Svetlana had told him how she'd threatened that to Treska, who'd once been their landlord. But with Svetlana watching had made it fast instead. Leung certainly thought it was Kresnov. Was she fooling herself, or…?
“Just pumped a fucking shitload of explosive down the B Central access!” someone was shouting on Leung's audio. “Nothing can survive that!”
And more adrenaline overload cursing and hooting in the background. “Fucking got her, man!”
Then yells, swearing, and panicked gasps of soldiers hitting the deck—not the same group, but someone else under sudden attack, and Leung yelling, demanding to know who this was because with tacnet down she didn't know who was talking when or where…
“You didn't get her, you fucking fools!” someone else was shouting. “You blocked her and she went around you, now move before you're outflanked!”
Leung looked back at Danya, weapon trembling. At least, Danya thought as he looked up the dark barrel, if they killed him first, it left Svetlana as the final bargaining chip. And if it was Sandy, as they seemed to think it was, they wouldn't dare kill Svetlana because then Sandy would have nothing to restrain her at
all. And that could get seriously nasty. If it was her. If it was.
“Klimentou!” There was real fear in Leung's voice now, the pistol shaking. No, her whole arm was shaking. Danya had always been scared of the powerful people with the big guns. Seeing one of them so frightened her armour was audibly rattling was a revelation. “Klimentou! Oh, dear god.”
Another unit, Danya guessed. Wiped out in seconds. Danya was grabbed once more and dragged not toward the open hangar but back the way they'd come, into the narrower hallway, others of Leung's soldiers moving ahead to clear the way…and disappeared in a flash of smoke and fire.
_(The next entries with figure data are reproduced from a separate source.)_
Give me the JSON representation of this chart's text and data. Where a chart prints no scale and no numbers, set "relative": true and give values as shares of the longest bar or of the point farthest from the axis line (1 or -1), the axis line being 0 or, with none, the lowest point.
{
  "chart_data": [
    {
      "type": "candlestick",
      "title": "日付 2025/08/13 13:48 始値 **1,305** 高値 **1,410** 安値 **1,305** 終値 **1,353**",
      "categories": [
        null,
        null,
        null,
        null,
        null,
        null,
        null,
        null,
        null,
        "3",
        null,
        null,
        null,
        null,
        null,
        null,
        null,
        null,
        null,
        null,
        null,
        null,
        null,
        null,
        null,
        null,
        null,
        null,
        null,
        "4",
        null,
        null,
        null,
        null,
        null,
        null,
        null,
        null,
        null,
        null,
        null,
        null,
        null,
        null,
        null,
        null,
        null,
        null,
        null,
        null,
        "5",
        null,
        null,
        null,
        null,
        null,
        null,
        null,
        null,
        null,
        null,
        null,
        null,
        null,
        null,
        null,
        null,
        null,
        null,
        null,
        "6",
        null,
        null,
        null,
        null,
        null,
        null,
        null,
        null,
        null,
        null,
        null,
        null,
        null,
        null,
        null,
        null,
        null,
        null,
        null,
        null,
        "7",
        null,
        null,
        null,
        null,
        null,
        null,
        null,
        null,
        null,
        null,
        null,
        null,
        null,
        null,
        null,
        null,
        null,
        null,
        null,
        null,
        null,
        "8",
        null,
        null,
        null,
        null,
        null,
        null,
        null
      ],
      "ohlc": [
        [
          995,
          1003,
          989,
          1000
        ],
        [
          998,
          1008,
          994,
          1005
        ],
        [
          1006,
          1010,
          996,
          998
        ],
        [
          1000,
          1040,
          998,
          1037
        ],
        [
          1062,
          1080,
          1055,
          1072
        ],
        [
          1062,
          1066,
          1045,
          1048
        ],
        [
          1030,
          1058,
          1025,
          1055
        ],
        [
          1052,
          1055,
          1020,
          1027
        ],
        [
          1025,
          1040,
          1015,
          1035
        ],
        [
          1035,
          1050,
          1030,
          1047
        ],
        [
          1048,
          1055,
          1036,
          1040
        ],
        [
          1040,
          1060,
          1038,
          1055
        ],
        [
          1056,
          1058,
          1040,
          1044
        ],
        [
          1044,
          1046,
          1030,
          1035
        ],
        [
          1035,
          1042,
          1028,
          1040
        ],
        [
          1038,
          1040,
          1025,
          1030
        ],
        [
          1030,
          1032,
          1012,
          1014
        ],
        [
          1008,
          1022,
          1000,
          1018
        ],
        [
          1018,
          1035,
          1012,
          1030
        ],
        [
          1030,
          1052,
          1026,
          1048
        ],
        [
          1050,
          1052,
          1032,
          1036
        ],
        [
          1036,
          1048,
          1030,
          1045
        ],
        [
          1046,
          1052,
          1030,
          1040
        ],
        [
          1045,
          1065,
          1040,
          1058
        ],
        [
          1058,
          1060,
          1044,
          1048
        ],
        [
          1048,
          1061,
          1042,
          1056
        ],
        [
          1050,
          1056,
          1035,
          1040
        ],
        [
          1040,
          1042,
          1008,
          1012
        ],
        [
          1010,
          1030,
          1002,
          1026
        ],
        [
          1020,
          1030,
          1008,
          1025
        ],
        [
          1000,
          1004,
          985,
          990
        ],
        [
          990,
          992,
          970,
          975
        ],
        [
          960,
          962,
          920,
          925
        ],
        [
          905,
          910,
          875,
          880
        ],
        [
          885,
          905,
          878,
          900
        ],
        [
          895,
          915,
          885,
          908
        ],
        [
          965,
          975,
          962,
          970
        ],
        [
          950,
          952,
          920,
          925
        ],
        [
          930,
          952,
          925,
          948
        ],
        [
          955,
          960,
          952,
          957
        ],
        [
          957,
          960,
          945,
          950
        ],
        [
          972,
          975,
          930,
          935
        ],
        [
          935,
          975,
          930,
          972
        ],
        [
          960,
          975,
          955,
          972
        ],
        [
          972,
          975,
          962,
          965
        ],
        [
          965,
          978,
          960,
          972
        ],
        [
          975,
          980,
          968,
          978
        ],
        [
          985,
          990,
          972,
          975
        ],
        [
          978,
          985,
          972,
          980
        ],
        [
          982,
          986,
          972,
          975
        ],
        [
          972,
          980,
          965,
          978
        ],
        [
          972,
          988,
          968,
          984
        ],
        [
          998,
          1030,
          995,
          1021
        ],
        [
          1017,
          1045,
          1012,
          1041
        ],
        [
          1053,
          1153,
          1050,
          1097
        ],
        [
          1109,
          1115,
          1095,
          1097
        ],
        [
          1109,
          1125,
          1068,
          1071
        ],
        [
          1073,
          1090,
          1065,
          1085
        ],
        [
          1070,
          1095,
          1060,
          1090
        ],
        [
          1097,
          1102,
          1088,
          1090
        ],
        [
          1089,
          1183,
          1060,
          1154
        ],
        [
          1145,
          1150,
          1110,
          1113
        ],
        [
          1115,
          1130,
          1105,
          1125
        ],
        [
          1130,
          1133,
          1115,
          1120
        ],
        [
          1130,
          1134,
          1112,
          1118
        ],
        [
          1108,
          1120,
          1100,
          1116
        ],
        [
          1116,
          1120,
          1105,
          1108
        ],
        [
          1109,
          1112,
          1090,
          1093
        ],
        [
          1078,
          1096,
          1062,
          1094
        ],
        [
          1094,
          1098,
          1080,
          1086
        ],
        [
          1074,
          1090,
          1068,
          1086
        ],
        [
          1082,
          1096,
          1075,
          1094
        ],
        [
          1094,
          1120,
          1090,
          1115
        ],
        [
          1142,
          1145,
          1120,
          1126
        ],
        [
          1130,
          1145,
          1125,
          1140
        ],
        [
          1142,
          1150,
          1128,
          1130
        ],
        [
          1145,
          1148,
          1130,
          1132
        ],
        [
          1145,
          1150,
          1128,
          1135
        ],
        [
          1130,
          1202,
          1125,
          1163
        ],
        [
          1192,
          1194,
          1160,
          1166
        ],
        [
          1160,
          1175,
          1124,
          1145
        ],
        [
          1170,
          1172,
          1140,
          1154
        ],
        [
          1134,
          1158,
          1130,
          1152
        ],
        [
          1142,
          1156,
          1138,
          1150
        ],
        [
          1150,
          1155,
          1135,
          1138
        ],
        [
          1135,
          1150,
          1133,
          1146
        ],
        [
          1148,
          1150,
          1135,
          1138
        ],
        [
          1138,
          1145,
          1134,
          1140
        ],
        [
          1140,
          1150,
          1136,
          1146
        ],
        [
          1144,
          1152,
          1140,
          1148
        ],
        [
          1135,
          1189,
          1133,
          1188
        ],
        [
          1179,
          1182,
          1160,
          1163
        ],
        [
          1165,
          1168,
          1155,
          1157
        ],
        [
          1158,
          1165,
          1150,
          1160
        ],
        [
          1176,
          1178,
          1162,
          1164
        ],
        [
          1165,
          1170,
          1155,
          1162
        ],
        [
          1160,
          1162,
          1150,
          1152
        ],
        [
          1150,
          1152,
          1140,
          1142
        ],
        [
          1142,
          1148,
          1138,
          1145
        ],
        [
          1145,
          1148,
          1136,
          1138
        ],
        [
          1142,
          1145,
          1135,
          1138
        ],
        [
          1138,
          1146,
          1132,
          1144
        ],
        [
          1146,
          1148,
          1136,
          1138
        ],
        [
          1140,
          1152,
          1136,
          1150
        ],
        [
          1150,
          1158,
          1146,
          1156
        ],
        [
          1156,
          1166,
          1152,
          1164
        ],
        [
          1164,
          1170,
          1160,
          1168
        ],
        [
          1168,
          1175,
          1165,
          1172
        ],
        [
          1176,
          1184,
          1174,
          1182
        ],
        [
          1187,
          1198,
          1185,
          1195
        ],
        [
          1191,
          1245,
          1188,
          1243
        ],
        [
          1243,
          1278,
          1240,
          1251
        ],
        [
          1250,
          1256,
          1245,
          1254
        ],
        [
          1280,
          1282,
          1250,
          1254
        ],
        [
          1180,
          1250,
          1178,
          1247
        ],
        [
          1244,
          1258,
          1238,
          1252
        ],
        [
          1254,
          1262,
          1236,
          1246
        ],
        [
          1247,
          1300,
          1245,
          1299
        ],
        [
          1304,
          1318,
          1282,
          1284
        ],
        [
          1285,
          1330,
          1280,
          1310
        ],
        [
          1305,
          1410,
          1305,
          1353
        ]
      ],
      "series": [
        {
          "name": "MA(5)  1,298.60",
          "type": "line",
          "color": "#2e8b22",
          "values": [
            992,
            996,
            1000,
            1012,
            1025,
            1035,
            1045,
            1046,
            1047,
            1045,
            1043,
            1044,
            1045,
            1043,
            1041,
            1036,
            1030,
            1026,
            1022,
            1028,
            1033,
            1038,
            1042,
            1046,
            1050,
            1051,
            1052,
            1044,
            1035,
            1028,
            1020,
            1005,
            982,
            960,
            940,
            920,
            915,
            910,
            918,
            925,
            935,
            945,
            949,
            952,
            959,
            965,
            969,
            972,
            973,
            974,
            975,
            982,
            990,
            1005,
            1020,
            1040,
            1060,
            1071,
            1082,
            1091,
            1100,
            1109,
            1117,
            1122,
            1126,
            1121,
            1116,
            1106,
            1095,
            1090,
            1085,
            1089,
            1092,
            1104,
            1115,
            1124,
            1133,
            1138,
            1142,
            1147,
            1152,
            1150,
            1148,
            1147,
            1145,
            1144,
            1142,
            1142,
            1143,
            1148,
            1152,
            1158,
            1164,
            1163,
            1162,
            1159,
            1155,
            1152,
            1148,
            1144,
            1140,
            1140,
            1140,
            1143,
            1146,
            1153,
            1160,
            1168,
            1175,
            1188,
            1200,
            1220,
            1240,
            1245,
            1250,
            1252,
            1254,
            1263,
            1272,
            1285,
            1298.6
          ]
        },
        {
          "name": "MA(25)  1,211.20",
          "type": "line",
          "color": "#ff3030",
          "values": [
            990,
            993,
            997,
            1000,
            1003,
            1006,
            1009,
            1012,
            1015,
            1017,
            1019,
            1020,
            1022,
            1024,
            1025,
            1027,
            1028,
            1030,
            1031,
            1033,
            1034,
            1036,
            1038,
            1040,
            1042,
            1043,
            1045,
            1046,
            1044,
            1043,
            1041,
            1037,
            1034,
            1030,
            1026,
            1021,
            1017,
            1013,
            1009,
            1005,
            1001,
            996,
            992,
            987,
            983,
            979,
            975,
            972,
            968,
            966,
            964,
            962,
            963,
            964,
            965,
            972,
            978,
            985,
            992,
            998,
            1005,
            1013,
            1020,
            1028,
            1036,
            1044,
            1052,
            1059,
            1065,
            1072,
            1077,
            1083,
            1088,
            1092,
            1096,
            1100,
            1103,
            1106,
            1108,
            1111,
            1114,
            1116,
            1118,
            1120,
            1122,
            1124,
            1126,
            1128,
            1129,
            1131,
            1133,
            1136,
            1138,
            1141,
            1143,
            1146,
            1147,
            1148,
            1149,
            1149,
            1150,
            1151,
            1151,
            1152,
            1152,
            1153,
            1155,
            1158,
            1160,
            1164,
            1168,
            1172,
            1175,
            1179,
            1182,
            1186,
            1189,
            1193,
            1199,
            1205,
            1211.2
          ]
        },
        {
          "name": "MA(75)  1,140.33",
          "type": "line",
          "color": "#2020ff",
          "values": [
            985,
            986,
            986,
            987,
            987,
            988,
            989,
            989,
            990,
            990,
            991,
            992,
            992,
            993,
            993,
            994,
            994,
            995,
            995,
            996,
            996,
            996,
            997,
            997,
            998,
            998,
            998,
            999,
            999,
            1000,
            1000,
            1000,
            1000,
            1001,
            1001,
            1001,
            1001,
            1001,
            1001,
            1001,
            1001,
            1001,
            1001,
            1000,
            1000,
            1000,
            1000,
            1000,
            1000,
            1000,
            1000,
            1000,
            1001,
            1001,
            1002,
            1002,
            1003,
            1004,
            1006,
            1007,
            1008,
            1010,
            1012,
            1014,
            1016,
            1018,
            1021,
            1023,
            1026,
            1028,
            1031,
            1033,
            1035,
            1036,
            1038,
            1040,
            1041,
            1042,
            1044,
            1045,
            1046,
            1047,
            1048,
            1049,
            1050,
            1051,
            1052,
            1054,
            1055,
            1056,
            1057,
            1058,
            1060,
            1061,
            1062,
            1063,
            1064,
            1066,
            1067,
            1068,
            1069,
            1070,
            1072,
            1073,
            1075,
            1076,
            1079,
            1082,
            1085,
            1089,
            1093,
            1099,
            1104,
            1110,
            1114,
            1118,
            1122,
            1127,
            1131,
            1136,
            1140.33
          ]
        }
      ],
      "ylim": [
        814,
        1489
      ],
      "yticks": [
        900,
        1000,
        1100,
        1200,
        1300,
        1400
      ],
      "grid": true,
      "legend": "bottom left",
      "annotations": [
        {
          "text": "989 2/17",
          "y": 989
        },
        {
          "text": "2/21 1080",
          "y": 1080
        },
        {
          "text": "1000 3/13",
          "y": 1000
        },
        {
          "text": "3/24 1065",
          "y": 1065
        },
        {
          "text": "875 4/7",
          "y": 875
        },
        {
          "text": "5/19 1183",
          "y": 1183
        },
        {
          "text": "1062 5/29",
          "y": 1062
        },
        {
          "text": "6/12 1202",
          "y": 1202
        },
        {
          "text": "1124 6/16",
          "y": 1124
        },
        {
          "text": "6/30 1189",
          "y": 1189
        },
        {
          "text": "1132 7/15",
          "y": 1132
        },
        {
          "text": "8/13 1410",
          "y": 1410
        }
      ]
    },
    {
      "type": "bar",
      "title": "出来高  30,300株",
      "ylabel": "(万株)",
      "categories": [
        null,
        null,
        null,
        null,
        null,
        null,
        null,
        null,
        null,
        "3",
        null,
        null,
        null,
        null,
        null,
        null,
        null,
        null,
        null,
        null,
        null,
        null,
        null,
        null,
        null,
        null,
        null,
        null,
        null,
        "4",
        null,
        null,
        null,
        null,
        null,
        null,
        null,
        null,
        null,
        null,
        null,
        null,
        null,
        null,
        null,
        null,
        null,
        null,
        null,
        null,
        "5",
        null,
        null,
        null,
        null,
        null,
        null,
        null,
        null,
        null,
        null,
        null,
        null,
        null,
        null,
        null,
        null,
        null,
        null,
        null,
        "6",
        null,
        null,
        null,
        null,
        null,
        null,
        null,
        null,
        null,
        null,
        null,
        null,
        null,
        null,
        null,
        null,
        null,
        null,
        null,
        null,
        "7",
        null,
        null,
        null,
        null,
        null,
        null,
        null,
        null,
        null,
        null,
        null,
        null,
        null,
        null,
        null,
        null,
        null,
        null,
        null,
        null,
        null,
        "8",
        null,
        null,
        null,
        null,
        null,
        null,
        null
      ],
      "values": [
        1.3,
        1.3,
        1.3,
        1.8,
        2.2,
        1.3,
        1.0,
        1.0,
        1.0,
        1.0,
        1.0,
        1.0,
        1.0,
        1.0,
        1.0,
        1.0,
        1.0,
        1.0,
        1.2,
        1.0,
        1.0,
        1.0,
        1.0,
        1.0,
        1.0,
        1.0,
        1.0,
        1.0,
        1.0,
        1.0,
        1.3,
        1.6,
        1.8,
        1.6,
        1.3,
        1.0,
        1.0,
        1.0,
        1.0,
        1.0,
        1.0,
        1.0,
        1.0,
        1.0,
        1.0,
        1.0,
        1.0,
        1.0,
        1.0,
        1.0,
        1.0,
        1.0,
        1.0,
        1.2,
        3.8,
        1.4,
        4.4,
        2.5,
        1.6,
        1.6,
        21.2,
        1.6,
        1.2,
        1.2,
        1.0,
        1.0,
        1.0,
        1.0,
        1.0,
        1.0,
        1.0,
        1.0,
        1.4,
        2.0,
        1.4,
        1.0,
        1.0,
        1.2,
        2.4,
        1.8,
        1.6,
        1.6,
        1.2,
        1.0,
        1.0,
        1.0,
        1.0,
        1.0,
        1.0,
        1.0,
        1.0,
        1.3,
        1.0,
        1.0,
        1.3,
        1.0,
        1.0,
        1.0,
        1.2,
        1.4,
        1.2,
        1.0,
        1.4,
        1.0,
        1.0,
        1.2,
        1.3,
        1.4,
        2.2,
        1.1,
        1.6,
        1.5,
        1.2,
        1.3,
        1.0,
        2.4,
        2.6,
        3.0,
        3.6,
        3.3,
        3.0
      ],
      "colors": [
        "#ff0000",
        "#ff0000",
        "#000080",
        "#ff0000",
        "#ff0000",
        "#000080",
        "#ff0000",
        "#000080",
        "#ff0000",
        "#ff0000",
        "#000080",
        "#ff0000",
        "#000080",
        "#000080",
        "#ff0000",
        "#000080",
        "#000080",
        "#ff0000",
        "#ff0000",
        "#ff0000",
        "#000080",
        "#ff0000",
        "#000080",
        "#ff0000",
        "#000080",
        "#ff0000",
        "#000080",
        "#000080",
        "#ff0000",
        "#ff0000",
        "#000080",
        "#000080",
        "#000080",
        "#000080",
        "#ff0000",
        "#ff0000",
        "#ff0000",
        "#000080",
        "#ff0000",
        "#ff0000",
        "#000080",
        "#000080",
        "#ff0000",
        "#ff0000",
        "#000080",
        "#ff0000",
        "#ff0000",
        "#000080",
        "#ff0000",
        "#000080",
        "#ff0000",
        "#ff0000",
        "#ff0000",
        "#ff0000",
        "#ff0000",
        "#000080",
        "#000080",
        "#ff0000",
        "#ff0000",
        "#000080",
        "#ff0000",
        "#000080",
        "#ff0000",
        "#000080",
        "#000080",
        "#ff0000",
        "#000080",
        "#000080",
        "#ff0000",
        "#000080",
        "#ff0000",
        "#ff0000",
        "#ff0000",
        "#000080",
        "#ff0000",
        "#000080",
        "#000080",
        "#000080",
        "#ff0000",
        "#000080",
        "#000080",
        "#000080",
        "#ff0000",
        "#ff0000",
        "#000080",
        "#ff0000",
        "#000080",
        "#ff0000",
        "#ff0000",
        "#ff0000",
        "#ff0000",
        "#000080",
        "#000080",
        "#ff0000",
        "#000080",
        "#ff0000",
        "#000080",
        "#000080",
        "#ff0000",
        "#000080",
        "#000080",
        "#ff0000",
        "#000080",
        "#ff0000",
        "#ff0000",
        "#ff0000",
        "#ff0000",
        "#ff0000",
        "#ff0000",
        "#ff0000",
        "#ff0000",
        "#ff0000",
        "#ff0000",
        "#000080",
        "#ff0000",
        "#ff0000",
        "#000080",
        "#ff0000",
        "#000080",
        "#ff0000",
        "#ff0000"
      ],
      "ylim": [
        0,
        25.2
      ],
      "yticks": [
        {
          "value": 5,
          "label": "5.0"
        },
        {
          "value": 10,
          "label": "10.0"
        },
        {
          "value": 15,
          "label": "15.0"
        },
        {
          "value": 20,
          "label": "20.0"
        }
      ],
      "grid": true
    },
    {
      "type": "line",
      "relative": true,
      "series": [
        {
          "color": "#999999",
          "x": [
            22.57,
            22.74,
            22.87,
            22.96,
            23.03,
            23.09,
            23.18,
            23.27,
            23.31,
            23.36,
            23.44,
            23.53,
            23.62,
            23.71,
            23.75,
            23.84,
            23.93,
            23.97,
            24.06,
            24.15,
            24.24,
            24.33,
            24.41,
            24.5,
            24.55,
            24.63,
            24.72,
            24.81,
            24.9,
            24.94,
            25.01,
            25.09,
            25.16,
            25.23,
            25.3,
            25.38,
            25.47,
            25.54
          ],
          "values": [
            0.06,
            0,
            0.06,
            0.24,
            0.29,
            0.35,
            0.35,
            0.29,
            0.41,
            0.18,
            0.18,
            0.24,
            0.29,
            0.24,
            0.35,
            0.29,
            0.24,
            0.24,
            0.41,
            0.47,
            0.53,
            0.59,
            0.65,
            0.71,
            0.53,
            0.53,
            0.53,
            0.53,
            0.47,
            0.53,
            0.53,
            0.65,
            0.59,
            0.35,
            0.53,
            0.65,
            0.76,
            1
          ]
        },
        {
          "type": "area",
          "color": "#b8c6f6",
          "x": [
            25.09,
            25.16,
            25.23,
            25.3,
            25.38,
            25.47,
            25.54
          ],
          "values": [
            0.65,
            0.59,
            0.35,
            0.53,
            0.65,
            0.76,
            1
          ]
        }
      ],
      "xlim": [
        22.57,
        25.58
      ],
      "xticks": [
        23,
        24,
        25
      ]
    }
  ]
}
And shrapnel, Danya heard it ripping around him, then shooting and armour tearing as he fell, blinded, something wooshing past, huge impacts and simultaneous shooting, bodies falling, a faceplate caved in, another with an arm snapped the wrong way, another slammed back-first against a wall as a rifle was slammed into the neck ring and heavy rounds unloaded. Slid to the ground, blood spurting.
Another armoured figure crouching beside him, but not to threaten nor to check or comfort, as he stared up through the smoke and stench of explosive and scorched metal…one arm dangling, armour torn in places, reloading rapidly with just the one functioning hand.
“Danya, help, can you get some grenades?” Sandy's voice. He couldn't register what that meant.
“My hands…” She moved fast, he felt a pressure on the cuffs as he struggled up, then a snap and they were gone.
“Grenades,” she repeated. “Don't bother with magazines, just grenades, follow me but don't move fast, I'm going to try and link with Poole and Svetlana.”
And she was gone, possibly limping but gone so fast all the things he had to ask her were gone as well, where was Svetlana, who was Poole, what the hell was going on…but she needed grenades and the next thing he was scrambling for them, on the bodies of marines alive and breathing and talking just moments before, now…barely even human. A head was missing. Leung's body, kicked into a wall with such force the chest was all caved and the arm nearly severed, like she'd been hit by a train.